Meme Stock Return Is Troubling Sign

Meme Stock Return Is Troubling Sign

 

Meme Stock Surge Signals Rally End Near


The current rally has been good. 

Too good. 

And probably too long. 

We’ve talked about the fundamentals of it all will lead to a disappointing ending. 

After all, the rally was powered by the combination of historically low investor sentiment and inflation becoming less bad. 

Underlying it all though is still economic conditions that are continuing to fade rather than build. 

That’s why the latest sign of the rally peaking could be the most important yet. 
 

Spotting The Top


Market tops always seem obvious in hindsight. 

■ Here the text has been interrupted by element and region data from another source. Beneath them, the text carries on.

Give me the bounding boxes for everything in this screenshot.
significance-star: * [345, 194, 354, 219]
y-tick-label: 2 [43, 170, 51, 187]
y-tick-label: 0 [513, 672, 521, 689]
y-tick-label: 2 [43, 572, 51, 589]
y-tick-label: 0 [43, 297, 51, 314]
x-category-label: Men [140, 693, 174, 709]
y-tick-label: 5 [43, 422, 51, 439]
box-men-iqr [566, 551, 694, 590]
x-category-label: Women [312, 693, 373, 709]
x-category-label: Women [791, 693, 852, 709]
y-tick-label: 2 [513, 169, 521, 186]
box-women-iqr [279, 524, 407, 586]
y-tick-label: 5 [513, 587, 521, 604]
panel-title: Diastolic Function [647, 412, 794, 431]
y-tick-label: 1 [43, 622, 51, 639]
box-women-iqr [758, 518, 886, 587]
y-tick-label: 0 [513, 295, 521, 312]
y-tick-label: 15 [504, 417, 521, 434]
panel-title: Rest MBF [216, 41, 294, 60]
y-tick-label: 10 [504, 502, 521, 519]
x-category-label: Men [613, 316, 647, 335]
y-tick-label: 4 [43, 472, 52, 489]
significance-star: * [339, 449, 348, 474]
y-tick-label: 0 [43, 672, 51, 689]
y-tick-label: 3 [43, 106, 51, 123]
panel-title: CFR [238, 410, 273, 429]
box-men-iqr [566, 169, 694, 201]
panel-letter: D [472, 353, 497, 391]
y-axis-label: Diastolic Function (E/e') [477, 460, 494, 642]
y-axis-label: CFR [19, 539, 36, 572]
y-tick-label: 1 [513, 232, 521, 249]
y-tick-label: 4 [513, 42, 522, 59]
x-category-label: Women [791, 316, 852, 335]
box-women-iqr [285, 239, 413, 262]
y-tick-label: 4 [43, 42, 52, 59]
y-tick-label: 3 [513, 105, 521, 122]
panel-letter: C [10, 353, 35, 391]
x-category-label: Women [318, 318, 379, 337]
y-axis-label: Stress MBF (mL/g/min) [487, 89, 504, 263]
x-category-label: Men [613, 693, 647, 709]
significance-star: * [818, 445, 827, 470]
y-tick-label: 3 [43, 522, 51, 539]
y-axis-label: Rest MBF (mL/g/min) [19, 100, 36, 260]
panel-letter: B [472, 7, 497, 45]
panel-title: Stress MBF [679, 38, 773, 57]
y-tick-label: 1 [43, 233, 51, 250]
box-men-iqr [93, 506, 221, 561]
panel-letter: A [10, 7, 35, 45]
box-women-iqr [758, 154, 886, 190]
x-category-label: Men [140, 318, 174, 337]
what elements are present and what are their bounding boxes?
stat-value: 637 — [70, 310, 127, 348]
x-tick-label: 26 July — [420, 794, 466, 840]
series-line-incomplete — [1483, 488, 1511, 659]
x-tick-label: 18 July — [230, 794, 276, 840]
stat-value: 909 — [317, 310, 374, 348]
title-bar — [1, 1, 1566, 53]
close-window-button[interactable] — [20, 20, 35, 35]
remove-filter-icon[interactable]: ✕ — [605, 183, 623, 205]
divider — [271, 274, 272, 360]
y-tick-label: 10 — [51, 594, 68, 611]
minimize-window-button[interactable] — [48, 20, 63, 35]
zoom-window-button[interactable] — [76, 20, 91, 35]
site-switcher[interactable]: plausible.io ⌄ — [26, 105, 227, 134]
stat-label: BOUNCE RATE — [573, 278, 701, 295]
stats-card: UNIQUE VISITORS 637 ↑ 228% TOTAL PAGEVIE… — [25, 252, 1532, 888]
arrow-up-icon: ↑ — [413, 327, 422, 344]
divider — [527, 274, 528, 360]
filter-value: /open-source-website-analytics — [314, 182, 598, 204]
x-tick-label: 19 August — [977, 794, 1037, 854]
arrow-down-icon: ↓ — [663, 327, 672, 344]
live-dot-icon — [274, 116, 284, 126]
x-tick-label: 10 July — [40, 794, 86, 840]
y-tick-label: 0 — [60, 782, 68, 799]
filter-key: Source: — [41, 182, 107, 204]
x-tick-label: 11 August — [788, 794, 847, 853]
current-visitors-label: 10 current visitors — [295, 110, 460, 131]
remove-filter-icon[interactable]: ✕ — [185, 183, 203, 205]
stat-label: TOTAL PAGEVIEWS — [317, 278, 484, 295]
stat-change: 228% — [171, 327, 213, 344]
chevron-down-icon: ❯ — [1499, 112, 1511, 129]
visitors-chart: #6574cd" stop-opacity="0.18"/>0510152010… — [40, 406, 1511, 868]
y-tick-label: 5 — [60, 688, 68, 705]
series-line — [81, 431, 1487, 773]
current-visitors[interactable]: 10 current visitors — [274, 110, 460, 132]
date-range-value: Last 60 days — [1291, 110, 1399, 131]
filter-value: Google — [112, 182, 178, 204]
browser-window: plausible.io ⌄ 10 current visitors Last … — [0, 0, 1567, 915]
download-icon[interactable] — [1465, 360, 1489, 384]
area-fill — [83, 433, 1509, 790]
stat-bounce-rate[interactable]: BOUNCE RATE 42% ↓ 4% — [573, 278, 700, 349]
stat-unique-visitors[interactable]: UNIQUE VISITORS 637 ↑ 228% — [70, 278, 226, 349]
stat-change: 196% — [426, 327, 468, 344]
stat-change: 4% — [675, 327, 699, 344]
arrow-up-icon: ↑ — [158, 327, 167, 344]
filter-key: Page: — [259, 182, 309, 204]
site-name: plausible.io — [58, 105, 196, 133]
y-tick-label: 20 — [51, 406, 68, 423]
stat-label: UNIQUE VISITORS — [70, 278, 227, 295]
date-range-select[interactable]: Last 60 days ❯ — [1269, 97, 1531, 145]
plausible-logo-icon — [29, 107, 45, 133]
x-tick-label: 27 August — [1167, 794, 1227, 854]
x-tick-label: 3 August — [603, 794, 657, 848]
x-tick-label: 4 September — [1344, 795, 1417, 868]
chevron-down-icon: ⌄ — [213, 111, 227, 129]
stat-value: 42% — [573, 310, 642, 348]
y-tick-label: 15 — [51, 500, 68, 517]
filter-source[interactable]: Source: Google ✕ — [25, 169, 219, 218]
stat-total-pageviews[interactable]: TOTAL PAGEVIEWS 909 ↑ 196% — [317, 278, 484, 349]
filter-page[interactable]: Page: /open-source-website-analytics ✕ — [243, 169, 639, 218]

Cannabis in Canada, where it’s fully legal, is one of the greatest examples. 

The largest cannabis company had a $15 billion market cap at the top. 

The total annual market for all cannabis companies was and still is only about about $2 billion in sales.

That’s not a big enough market to justify an industry worth that much, let alone a single company.

That’s the level of crazy you’ll see when a market or sector has run its course. 

We saw it in 2021 too.  

There was a lot of crazy. 

Perhaps the most extreme crazy of all were the meme stocks. 

Specifically, Gamestop (GME) and AMC Entertainment (AMC).

Both companies were basically zombies. 

Gamestop was on the path to getting fully Blockbustered. 

Video games are distributed, sold, and updated online now. 

Going to a video game store is for novelty, refurbished items, phone repairs, and a few small niches. 

But Gamestop’s shares didn’t act that way. 

Gamestop shares started 2020 at about $6. The pandemic sell-off pushed it down to $4 in July 2020. From there it climbed back to $18 to end 2020. Then within a month from there it was more than $400 per share. 

There was no fundamental reason for it all. 

Just a large group of cashed up and overconfident investors playing around. 

Movie theatre company AMC Entertainment followed a similar path. 

The movie theatre business turned from cash cow to steady decline. 

Outside of a few “event” movies, the theater business had no upside. 

On top of that, the “streaming wars” were heating up and one most assured outcome was movie theaters were going to lose.

Then the pandemic…enough said.

But again, AMC didn’t act the way it should have.

AMC started 2021 right around $4 per share. It hit $10 by April. Then it soared to more than $59 by the end of June. 

That’s a six month run of more than 1400%. 

Today AMC is back right to where it was before the madness started.

But here’s the key point in all these. 

These were the two main “meme” stocks. 

They were dead money, but soared at the height of the overall rally for no fundamental reasons at all.

They were going nowhere and, in the long run, didn’t go anywhere. 

Investors euphorically bidding up shares in companies of dubious value was a clear sign of the top of the market.

Last week it all happened again.
 

Return Of The Meme


The biggest winners so far this year have been some of the fundamentally worst stocks in the market overall.

Bed Bath & Beyond (BBBY) is one of them.

The same Bed Bath & Beyond that has announced the closure of 120 stores.

The same Bed Bath & Beyond that has entered the death spiral of declining cash flows from operations and rising debt levels to cover the shortcoming. 

The same Bed Bath & Beyond which has openly declared bankruptcy on the table as an option for the company’s future.

Is also the same Bed Bath & Beyond that saw its shares soar more 300% last week. 

Bed Bath & Beyond became a full on meme stock as the now “penny stock” went from $1.30 to more than $5.

The run alone is a market top warning level craziness, but it wasn’t alone. 

Carvana (CVNA) was another meme stock play that soared last week. 

Carvana is a used car auto dealer.

It soared as subprime auto loans came good during the pandemic stimulus and unemployment benefit spending sprees. 

The company has been in rapid decline ever since. 

And the coming downturn in used car prices could be the deathblow for this company. 

There’s a lot of risk in Canvana’s business and the stock is down 99% from its highs of $360.

That was until the last two weeks. 

Carvana ended December at $3.55 per year. 

Yet, for no fundamental reason, Caravana shares surged to more than $8.00 per share. 

It’s another meme stock rally party. 

These trades shouldn’t exist. And odds are it won’t for much longer.
 

All That Meme's Well


Meme stock rallies are in no way a sign of a healthy market. 

In fact, they’re usually the sign of a turning point. 

In 2021 and early 2022 the meme stock runs were signs that investors left all sense of risk and reward behind. 

They happily bid up dumb stocks for fun. 

The recent big moves in meme stocks, at this point in the market rally, should be another worrisome sign.

The rally has brought confidence back to stocks. 

The meme stock surge signals it brought back too much confidence. 

History has shown time and again – most recently in 2021 – when confidence is high, stock prices won’t be for long.